Confusion in working of Decimal and Round function

Question

I am trying to understand how the round and decimal function of Python actually works. For this I tried to run this code:

from decimal import Decimal print("An integer %i and a float %.1f" %(23, 6.549)) print Decimal(6.549) print Decimal(45.0)/Decimal(7) print Decimal(45.0/7)

I got the output:

An integer 23 and a float 6.5
6.54900000000000037658764995285309851169586181640625
6.428571428571428571428571429
6.4285714285714288251938342000357806682586669921875

1. I tried to understand the working of round function from the documentation here, it describes that 6.549 is converted to a binary floating point number and is replaced by a binary approximation. I am confused about where does the approximation in extended value from Decimal(6.549) comes from. Also, can I assume that rounding off of every decimal value will work in the same way or will it depend on the individual binary approximation?

2. When I use the Decimal function in two different ways, it gives a slightly different value. Also, one value has more precision than the other.
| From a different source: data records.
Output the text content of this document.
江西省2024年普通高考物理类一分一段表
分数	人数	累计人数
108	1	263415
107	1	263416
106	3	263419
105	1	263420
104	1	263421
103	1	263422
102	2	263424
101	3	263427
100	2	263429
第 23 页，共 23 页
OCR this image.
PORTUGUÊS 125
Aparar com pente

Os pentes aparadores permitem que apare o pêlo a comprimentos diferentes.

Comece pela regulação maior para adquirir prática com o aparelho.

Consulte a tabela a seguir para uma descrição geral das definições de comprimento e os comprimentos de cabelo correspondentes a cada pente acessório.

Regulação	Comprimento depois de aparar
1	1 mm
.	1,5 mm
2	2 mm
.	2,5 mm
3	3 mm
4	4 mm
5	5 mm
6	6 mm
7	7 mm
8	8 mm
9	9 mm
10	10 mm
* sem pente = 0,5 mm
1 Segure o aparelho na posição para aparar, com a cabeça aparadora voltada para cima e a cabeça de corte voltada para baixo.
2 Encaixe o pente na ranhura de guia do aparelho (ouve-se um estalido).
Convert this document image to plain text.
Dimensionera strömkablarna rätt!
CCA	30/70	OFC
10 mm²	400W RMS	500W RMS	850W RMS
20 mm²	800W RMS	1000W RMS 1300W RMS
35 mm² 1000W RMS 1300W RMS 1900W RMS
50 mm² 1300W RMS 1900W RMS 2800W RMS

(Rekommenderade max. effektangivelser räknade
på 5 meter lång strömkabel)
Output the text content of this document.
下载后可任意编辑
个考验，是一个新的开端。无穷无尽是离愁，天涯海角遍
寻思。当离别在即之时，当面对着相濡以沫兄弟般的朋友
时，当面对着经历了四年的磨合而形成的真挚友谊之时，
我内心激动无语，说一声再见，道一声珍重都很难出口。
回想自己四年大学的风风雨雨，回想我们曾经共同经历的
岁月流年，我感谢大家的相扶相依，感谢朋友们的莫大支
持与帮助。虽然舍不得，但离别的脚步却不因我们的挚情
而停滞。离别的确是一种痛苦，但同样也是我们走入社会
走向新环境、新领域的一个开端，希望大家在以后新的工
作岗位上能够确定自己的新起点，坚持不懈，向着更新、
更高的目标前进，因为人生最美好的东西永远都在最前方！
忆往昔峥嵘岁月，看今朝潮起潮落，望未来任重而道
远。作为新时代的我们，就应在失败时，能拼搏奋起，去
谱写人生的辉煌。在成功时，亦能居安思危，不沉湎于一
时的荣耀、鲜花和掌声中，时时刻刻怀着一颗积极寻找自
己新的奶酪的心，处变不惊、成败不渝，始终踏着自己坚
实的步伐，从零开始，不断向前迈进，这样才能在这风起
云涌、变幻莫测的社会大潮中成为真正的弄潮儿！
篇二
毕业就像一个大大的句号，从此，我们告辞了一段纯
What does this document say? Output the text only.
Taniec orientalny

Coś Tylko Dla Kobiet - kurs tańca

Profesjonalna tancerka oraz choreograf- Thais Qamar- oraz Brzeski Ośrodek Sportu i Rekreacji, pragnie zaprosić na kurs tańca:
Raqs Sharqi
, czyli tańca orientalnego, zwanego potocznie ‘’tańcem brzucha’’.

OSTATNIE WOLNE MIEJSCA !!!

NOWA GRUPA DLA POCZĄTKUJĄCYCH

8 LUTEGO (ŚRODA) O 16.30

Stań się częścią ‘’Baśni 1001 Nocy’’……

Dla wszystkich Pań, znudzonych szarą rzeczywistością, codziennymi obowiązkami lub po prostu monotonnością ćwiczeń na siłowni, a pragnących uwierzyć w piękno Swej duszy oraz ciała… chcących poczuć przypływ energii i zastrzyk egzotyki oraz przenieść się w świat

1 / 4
Can someone please specify the reason for this?

Thanks in advance.

Answer 1

I am confused about where does the approximation in extended value from Decimal(6.549) comes from.

The literal 6.549 is first converted to a floating point number, which is stored in binary: as 6.549 cannot be stored exactly in this format, it is rounded to the nearest value which is in fact

6.54900000000000037658764995285309851169586181640625

(see Rick Regan's floating point converter for more details).

To avoid this intermediate rounding, pass a string instead:

>>> Decimal("6.549")
Decimal('6.549')

Also, can I assume that rounding off of every decimal value will work in the same way or will it depend on the individual binary approximation?

Yes, all numeric literals will have this problem (unless they can be represented exactly in binary, such as 45.0 and 7).

When I use the Decimal function in two different ways, it gives a slightly different value. Also, one value has more precision than the other. Can someone please specify the reason for this?

Due to the same problem above: Decimal(45.0)/Decimal(7) will first convert the literals 45.0 and 7 to decimals (which can be done exactly), then perform the division using the extended precision decimal library.

Decimal(45.0/7) on the other hand converts both 45.0 and 7 to floating point numbers (which is exact), but then performs the division at floating point precision (which is only accurate to about 16 significant digits). This result is then converted to decimal (including the erroneous extra digits).